"Je suis venue te dire adieu ; je préfère te murmurer : merci" - Nina Bouraoui
Nina Bouraoui est née à Rennes. Elle a grandi entre
l'Algérie et la France. Dans son oeuvre empreinte de violence et de
délicatesse, elle s'aventure sur les terrains de l'intime, de l'identité
et de l'écriture. Dans cette lettre, elle rend un dernier hommage à son
grand-père maternel, disparu en mars.
Paris, le 9 avril 2020
Cher grand père, tu t’en vas en ce sombre mois de mars dans le salon bleu de la maison du Tabor, là où Simone, ton épouse, s’éteignait déjà, il y a quinze ans, sans moi.
Je crois en la puissance des regrets : pardon. Je crois en la puissance des espaces : Simone t’attend et t’accompagnera, dès que tu te sentiras prêt à la suivre, vers l’Invisible.
Enfant, le salon bleu était ma partie préférée de la maison, lieu transitoire de mes vacances d’été avant de gagner Saint Malo, Saint Briac, Saint Lunaire, terres de mes amours primitives et solaires ; salon secret où je m’enfermais à la recherche d’un trésor que je n’ai jamais trouvé ; peut-être savais-je déjà qu’il serait votre dernier abri et le lieu de notre dernier rendez-vous.

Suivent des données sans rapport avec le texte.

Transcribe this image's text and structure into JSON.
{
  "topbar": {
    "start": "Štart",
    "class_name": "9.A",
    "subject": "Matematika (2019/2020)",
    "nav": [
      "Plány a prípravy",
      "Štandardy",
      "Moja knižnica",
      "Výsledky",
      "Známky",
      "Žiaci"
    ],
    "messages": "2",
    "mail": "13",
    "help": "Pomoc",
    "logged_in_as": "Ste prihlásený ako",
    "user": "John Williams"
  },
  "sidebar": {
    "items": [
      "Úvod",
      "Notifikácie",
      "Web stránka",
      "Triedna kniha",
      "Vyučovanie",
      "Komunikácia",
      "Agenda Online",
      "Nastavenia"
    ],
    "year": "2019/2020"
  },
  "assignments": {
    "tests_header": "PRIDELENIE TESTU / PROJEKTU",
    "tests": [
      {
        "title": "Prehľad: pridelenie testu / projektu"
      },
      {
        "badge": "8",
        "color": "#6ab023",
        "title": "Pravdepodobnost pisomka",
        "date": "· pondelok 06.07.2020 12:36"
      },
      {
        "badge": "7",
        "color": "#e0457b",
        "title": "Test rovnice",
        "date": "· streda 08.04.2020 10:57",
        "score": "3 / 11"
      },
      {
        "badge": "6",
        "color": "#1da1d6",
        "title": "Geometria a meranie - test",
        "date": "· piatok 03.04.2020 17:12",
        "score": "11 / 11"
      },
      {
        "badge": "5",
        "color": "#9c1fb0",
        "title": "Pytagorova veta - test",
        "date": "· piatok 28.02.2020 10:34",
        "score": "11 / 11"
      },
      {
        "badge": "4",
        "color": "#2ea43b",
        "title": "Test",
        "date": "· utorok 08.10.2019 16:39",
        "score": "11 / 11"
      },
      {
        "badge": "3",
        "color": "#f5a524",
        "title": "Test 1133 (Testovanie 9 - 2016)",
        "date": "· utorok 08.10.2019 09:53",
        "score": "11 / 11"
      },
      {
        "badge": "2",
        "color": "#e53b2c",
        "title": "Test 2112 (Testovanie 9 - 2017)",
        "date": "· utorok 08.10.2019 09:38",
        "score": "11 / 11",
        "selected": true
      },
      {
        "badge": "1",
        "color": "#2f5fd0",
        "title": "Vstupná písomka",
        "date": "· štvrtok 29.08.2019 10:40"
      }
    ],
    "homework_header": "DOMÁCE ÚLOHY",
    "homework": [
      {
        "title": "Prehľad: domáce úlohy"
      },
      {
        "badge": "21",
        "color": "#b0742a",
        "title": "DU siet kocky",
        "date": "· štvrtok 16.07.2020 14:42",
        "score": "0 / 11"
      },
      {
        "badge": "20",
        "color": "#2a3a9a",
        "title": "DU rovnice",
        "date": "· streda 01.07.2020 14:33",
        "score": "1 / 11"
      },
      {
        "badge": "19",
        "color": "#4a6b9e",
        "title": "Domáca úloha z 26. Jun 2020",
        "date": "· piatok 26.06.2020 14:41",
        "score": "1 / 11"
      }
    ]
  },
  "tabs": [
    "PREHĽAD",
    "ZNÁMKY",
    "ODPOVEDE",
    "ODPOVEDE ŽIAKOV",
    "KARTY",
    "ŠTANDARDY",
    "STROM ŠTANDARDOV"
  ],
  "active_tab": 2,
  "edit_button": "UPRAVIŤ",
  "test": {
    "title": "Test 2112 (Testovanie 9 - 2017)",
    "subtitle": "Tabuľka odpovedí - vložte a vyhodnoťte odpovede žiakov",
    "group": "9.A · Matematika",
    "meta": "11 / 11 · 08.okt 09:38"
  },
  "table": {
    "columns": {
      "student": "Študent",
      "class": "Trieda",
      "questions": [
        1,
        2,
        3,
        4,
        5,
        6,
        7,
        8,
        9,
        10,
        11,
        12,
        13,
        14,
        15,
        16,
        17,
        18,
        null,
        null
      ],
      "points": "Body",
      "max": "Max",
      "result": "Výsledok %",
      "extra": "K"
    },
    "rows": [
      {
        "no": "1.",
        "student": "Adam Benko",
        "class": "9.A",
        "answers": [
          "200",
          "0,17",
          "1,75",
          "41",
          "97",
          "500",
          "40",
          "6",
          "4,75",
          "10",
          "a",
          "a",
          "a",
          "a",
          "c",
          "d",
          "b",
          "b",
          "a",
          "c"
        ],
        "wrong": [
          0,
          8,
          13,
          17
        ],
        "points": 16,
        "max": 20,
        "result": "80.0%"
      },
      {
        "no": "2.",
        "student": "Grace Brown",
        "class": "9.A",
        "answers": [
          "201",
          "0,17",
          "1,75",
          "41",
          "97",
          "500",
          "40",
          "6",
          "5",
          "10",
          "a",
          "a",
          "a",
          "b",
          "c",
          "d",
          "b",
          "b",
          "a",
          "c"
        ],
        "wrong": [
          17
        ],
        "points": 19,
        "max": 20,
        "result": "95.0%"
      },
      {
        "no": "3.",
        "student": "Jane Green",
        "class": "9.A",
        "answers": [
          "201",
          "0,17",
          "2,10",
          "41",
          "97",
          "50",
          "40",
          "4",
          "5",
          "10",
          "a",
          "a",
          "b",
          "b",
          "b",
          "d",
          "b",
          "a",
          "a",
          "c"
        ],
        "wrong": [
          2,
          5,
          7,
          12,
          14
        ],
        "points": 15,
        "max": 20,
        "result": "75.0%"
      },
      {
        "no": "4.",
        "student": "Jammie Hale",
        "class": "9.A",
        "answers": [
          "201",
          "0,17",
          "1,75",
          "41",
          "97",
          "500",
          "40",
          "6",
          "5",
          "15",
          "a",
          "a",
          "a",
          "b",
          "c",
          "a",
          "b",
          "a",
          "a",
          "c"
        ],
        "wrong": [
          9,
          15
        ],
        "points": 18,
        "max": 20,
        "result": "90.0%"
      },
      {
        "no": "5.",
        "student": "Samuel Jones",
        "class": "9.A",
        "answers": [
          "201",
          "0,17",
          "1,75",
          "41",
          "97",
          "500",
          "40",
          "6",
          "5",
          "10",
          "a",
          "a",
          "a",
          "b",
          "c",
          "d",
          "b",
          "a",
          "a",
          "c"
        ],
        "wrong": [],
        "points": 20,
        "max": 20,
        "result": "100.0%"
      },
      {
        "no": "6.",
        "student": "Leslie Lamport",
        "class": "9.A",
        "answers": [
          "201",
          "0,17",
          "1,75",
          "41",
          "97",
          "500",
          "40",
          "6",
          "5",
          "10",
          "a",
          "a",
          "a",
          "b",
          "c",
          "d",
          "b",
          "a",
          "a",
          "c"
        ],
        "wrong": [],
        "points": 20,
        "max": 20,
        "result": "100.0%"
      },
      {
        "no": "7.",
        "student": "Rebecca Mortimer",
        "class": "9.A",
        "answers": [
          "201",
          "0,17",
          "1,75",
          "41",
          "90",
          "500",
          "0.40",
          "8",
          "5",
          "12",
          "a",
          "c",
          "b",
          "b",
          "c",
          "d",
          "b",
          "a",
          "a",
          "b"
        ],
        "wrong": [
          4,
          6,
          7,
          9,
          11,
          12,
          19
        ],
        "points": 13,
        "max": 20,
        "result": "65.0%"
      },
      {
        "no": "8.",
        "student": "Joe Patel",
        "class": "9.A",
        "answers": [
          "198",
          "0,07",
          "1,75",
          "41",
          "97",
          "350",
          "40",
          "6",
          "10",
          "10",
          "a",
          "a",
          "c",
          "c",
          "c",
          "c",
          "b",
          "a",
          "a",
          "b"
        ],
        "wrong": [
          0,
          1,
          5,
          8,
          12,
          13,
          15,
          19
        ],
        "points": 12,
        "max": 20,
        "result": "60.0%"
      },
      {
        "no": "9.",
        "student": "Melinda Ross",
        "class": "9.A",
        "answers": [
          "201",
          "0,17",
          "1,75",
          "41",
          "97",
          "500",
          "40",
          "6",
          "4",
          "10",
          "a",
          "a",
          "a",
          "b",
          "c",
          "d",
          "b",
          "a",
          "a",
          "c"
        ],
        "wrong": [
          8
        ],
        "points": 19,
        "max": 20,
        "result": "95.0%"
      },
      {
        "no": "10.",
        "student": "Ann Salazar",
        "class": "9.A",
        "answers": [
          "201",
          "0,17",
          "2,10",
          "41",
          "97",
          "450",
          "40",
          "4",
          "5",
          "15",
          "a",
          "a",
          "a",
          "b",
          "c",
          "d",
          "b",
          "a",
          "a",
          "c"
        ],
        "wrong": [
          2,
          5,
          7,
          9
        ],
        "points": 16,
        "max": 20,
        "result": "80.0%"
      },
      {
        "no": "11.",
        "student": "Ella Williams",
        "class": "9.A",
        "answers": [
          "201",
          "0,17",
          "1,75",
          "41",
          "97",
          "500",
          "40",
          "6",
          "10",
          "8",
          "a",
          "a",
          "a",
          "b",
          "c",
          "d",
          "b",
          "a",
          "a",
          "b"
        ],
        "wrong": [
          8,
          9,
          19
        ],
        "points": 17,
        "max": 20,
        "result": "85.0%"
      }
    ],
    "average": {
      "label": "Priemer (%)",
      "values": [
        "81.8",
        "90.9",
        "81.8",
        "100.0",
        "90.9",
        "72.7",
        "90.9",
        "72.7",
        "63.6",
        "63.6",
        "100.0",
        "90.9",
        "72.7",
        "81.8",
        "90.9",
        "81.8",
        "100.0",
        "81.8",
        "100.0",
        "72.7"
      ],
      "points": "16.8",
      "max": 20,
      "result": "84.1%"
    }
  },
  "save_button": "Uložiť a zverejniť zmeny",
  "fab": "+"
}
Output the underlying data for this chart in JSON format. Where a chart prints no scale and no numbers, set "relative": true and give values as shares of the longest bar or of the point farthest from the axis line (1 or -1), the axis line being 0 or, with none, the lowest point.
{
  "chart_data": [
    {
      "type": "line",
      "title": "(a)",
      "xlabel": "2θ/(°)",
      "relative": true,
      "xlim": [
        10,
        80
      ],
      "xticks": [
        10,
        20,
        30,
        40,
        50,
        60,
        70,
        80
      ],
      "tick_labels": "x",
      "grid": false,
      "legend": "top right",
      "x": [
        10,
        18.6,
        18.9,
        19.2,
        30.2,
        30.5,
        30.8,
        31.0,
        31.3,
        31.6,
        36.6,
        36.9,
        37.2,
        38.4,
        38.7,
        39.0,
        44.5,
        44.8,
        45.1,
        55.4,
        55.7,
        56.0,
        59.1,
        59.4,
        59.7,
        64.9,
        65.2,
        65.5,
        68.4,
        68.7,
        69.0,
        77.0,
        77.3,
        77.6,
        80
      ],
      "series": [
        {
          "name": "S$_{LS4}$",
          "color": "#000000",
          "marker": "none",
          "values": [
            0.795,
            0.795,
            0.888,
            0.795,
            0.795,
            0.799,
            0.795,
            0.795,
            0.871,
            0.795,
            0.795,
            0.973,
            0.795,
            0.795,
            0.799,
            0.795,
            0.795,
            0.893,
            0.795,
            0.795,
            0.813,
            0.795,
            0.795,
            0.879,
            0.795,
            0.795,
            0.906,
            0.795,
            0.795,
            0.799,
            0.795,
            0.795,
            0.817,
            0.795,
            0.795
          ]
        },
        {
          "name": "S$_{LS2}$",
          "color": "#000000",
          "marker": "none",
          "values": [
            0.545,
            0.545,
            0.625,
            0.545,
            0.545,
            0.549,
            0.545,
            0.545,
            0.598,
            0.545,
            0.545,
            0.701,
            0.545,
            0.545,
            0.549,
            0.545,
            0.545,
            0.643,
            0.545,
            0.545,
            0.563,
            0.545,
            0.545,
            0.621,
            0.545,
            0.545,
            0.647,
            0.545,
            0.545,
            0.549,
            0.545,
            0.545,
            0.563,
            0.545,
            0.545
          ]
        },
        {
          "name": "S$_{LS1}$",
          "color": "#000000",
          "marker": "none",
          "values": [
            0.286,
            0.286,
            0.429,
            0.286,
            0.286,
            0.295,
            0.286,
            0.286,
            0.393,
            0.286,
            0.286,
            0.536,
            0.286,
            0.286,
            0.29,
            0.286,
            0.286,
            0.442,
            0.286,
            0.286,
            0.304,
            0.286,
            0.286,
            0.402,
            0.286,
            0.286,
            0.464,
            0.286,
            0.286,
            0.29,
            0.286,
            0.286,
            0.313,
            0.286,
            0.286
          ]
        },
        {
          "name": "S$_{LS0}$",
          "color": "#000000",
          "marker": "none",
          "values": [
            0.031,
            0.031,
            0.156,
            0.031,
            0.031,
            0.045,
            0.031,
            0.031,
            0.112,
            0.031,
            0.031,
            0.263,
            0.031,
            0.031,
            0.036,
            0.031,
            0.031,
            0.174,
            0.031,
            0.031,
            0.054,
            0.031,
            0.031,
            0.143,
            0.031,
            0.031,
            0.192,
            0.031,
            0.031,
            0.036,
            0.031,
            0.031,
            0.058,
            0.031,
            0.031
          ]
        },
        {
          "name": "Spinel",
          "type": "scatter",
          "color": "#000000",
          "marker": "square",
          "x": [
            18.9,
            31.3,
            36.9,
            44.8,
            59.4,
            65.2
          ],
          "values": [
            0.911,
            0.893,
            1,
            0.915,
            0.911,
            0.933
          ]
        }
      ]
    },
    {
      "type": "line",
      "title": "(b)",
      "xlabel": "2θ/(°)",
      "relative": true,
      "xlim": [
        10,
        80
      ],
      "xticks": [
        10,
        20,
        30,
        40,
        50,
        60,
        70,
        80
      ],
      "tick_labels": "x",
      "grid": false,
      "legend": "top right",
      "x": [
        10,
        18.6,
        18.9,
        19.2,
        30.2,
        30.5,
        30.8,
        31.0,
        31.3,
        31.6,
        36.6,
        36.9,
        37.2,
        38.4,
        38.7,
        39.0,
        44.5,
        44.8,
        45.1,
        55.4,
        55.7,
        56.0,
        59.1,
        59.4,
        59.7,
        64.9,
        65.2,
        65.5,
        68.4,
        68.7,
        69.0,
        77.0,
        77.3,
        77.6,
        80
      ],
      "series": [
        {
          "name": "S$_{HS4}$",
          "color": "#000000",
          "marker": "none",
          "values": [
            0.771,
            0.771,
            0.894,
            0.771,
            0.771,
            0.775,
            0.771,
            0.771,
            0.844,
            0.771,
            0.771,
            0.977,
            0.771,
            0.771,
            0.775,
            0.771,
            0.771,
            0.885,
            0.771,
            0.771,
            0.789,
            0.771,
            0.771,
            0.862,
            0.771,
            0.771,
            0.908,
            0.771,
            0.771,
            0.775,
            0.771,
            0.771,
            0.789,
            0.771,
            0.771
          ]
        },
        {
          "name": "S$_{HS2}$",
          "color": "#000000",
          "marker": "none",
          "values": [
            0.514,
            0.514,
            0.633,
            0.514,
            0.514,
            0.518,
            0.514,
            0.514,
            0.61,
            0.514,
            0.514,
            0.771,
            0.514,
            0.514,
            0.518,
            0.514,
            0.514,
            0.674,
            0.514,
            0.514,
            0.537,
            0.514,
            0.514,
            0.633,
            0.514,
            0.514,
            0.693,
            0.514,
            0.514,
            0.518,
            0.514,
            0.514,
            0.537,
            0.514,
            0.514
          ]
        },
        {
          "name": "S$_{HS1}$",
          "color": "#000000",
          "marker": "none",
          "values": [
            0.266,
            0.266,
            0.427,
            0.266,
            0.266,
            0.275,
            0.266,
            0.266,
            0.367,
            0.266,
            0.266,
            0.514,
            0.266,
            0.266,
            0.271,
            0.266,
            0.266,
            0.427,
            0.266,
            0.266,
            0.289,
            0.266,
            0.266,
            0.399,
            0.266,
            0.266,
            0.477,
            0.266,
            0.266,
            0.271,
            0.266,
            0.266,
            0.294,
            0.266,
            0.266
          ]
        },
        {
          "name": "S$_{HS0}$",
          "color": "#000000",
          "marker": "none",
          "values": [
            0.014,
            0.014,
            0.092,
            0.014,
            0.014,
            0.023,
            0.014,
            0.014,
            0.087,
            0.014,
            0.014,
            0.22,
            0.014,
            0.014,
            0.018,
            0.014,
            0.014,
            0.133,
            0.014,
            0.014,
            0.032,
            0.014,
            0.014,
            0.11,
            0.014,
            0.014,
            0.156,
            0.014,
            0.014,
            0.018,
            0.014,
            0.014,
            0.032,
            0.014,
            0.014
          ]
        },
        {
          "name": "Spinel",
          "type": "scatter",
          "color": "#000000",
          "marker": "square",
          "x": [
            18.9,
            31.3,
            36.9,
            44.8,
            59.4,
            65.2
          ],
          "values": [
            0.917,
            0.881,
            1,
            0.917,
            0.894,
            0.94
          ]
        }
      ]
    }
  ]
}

Je me tiens près de toi, les mains ouvertes et le cœur perdu, interdite d’étreinte et de baiser, tu es si fragile et tu sembles si fort, escorté par ta beauté qui ne t’a jamais quitté. Je te regarde à peine, j’ai peur de te brûler.
Je suis sans mot, et pourtant, j’ai tant écrit sur notre famille qui n’a su ni s’entendre, ni se retrouver.
J’ai appris, tard, que tu me lisais, avec admiration et parfois fierté, mais la littérature peut échouer face au mur du silence.
Longtemps nous fûmes de faux adversaires, doux car désarmés.
En raison peut-être de ton très grand âge, nous nous sommes un jour rapprochés, sans devenir de véritables alliés, restant sur nos gardes, mais nous écrivant, nous appelant, nous aimant je crois : nous étions comme les marins qui se saluent en pleine mer pour se protéger.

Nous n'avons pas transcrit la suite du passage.